Everyone’s after Shawn Mendes.
They’re tugging at the tails of his T-shirt, and pawing at any swatch of skin his clothing doesn’t cover. He’s got a couple of singles in contention for Song of the Summer, songs he’s playing each night for delirious fans on his hugest headlining tour yet. And the whole world has seen him in his undies.
Yet when asked for his biggest anxiety these days, the Canadian pop heartthrob had to think for a second.
“My little sister has a boyfriend,” Mendes said, calling during a break from tour rehearsals in Portland, Ore. “It’s so funny that that is the first thing that comes to my mind. But I have to be honest with you, and that’s the first thing that comes to my mind. I’ve been thinking about that a lot lately. And I’m not an overly protective brother. I just think that it’s crazy that all of a sudden, she’s old enough that she has a boyfriend. It’s crazy.”
They grow up so fast, don’t they?
Mendes himself is just 20, yet it feels like he has been around forever. His concert on Saturday at Tampa’s Amalie Arena will mark the third time he has played that building in about a year, a testament to his rapid, inevitable rise from viral teenage Vine star to one of People’s sexiest men alive. (And that was before he signed on as a spokesman for Calvin Klein underwear, setting Twitter ablaze with a set of steamy photos this spring.)
“The last five years, it’s been a big, big thing about building a career,” Mendes said. “But to be honest with you, for me, as a personal thing, I’ve been kind of just growing up and becoming a man, and that has been more on my mind than even my career. Every day, it’s figuring out how to just be a grown man. And so I think the career planning and career building has only really started, has only been coming to the forefront of my mind, in the last six months.”
One of those big coming-of-age moments came in February, when Mendes was nominated for his first Grammys, including Song of the Year for his single In My Blood. It was a departure from past teenager-in-love singles like Stitches, Treat You Better and There’s Nothing Holdin’ Me Back, in that it dealt in a head-on way with anxiety and depression, with “laying on the bathroom floor,” “overwhelmed and insecure,” “like the walls are caving in.”
In My Blood was a massive hit. But if it hadn’t been? If he had put that much of himself out there, and audiences didn’t respond? Is that something he might have regretted?
“With all of my heart, I’d like to say no,” he said. “But I have no idea, because that’s not the way it worked out. And I believe that if you love something, you don’t need 100,000 people to tell you it’s great. You just need a couple. And that’ll do it for you.”

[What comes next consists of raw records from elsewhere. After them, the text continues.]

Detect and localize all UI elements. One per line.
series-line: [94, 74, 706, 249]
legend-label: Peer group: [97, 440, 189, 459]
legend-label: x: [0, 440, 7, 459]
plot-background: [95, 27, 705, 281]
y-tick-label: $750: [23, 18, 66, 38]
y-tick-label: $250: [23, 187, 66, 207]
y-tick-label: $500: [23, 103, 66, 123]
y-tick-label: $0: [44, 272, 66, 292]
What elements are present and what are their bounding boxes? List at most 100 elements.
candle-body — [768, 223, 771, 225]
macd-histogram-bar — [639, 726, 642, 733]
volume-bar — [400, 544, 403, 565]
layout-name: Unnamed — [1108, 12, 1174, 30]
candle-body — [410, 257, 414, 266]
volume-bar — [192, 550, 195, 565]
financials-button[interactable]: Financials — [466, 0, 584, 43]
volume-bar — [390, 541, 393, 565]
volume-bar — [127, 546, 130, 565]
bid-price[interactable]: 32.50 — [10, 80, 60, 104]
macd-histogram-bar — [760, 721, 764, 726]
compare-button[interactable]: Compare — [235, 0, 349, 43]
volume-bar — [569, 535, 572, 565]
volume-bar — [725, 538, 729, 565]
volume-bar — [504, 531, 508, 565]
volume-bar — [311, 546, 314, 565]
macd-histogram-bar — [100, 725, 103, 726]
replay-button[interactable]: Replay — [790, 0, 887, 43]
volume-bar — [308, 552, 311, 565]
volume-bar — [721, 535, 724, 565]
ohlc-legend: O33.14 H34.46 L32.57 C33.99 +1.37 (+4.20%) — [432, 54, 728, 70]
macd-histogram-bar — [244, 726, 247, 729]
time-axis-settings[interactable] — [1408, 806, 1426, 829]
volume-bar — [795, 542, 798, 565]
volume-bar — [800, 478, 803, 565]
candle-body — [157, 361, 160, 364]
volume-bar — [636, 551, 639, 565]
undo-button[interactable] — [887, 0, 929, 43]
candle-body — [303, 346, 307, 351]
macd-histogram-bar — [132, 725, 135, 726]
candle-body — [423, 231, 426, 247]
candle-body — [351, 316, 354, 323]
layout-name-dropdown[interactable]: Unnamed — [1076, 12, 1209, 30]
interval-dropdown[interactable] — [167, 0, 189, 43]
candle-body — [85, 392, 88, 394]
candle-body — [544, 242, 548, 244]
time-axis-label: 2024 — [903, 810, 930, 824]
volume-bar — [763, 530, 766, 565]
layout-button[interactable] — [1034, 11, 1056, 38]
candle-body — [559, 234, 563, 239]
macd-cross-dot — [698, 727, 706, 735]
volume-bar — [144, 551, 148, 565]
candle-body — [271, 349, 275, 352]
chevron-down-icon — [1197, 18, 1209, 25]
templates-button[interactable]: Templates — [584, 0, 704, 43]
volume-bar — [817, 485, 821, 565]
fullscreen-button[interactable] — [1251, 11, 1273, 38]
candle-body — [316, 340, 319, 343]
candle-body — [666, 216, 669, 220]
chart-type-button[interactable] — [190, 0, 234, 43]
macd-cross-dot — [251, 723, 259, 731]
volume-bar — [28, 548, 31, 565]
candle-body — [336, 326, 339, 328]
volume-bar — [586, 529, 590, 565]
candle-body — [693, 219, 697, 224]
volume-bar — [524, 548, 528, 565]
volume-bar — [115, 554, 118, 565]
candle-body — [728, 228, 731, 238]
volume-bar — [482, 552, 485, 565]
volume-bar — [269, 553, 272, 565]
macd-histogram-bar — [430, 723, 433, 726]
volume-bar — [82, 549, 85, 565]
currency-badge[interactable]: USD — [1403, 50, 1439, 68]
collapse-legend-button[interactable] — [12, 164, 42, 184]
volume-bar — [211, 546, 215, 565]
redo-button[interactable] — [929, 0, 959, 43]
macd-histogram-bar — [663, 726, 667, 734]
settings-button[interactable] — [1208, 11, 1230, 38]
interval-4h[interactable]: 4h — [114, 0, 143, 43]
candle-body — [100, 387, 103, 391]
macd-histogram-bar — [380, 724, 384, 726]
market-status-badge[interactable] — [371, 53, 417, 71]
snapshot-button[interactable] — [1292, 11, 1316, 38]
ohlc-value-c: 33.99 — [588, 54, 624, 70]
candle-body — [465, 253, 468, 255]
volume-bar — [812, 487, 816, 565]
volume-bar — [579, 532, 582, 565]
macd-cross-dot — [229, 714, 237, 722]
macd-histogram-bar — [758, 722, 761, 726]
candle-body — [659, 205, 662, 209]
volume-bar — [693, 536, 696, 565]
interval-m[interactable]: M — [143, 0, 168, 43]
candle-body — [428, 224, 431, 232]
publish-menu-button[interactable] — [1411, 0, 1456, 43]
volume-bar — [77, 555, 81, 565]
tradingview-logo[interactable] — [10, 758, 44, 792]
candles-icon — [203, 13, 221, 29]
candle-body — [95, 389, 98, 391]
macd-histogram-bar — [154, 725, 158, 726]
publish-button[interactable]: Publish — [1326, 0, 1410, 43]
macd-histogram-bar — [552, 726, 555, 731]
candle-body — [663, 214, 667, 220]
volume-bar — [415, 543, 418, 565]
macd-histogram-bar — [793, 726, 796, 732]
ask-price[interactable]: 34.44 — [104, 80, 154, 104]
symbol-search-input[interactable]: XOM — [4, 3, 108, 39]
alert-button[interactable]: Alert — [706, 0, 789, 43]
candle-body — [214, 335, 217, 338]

To stay sane and stable, Mendes has tried to surround himself with people he entrusts and empowers in his career, “because you can’t be in control of everything all the time. You’re just going to go crazy.” He recently read The Alchemist, a 1988 novel by Brazilian writer Paulo Coelho that he credits with helping him “stay consistent with my peace of mind right now. I’m in a pretty peaceful place. I feel that anxieties are just your mind trying to freak you out, and they’re not actually there for me right now.”
Take his Calvin Klein ads. Ever since they hit social media, Mendes can tell a difference in the way fans engage and look at him. Yet he’s not letting it get to his head.
“It’s exactly how you’d expect everyone to look at you when there’s a photo of you that’s gone crazy-viral on the internet with no shirt and just your underwear,” he said. “But at the same time, fitness and regimens and health and stuff is super, super important in my life. So I’m really proud of it. It was really fun to do, and it broke down a lot of barriers for me as a person.”
What comes next — beyond his 21st birthday on Aug. 8 — is still a bit of a secret. Mendes has a pair of hot singles in If I Can’t Have You and the Camila Cabello duet Señorita but is hesitant to say they represent the start of a new album era.
“To me, there’s no eras anymore,” he said. “The word ‘era,’ for music and for an artist, is kind of disappearing. It’s just all a constant flow, you know what I mean? It’s one big flow of consciousness. People can jump along for the ride or choose not to.”
For him, for now, it’s about keeping all the noise to a minimum. Trusting his instincts as a songwriter. Offering his sis a little dating advice, if she needs it. And trying to keep figuring out this whole manhood thing.
“I guess it’s as simple as following what your gut is telling you in the moment,” he said. “Which is pretty scary, but my gut has an okay track record, so I trust it by now.
“The truth is, man, you can plan and you can say that this is what people want for me, and this is what I sound the best doing. But if you don’t like it in your heart, then you might as well not release anything. Because you can have success with something you don’t like, and it doesn’t feel like you’ve gotten anywhere. But you can have five people tell you a song that you love with all of your heart is great, and it feels like you’ve obtained the entire world. For me, as long as I’m following what I genuinely like to do, I’m winning.”